Filistin’de katliama en gür tepkiyi verenleri “Hilafet Bayrağı” açmakla hedef gösterdiler. Saldırganları “Eline sağlık” diyerek cesaretlendirdiler.
Mazluma sahip çıkmayı “Arap Seviciliği” olarak tahkire kalkışmak aynı zamanda ümmet düşmanlığıdır, diğer bir ifadeyle “Müslümanlar kardeştir.” ayetine isyandır, Kur’an düşmanlığıdır.

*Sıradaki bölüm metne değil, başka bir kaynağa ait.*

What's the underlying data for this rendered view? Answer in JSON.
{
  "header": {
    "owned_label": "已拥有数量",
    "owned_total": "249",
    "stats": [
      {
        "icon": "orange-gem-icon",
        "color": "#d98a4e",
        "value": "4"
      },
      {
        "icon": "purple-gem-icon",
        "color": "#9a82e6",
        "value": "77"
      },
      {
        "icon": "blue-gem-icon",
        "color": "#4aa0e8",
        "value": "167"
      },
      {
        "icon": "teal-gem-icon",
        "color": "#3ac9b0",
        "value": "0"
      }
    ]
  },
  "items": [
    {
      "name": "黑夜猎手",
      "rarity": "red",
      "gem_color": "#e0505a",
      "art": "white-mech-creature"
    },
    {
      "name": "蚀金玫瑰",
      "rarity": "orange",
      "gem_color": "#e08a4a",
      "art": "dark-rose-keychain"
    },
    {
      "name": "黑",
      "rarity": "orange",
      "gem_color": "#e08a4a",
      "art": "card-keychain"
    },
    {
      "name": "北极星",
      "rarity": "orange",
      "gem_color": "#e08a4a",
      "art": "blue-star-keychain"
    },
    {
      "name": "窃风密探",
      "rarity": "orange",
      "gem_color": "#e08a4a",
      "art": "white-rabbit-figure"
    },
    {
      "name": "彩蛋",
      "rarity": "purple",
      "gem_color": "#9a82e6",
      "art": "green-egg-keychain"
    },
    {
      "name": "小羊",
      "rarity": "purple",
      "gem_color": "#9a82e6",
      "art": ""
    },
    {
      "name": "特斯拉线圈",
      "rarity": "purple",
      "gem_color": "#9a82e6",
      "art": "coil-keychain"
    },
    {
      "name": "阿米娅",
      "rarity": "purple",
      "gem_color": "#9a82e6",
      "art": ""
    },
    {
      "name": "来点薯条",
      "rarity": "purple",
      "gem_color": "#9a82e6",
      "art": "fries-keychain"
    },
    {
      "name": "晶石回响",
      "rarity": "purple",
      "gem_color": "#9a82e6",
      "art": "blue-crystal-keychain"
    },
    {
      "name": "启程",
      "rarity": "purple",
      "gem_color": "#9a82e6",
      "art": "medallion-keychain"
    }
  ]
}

Ümmet olmayı, cihadı terörize etme girişimi, Riyad’da süper kupa kepazeliği de Türkiye düşmanlığıdır.
28 Ocak Pazar
günü İstanbul’da Santa Maria Kilisesine saldırı da bu minvaldedir.
Fikirler,
inançlar ve hayat tarzları çatışma aracı yapılmak isteniyor.
Ama planları
biliyoruz:
3 Kasım
seçimlerinden 40 gün sonra FETÖ, Necip HABLEMİTOĞLU’nu katletti.
Bir yıl
sonra…
25 Ekim 2003…
Ankara’da
Cumhuriyet Mitingi…
“Ordu Göreve”
pankartı açtılar…
Kasım 2003
İstanbul’da birer hafta arayla ikişerli beşer dakikalık aralarla dört bombalı
saldırı…
Sinagoglar,
konsolosluk ve yabancı bir banka şubesi bombalandı. Onlarca kişi katledildi.
5 Şubat 2005 Santa
Maria Katolik Kilisesi Rahibi Andrea Santoro,
17 Mayıs 2006
Danıştay saldırısı…
19 Ocak 2007
Hrant DİNK, öldürüldü.
18 Nisan 2007
Zirve Yayınevi katliamı…
28 Haziran 2016
Atatürk Havalimanı katliamı
19 Aralık 2016
Rus elçi Andrey KARLOV öldürüldü.
31 Aralık 2016
Reina katliamı…
Ve…
15 Temmuz…
Darbe
girişimleri ve yüzlerce saldırıdan bazıları, bunlar…
Hakperest Merhume
Alev ALATLI Hanımefendi’nin vasiyetinden:
“Aziz
ülkemize gelince, ille de bir şeye benzeteceksiniz, her budağından sürgün atan
salkım saçak bir böğürtlen çalısına benzeteceksiniz Türkiye'yi. Bir sürgünü
çiçeğe dururken, diğerinin kurumakta, ötekinin meyve vermekte olduğunu görün.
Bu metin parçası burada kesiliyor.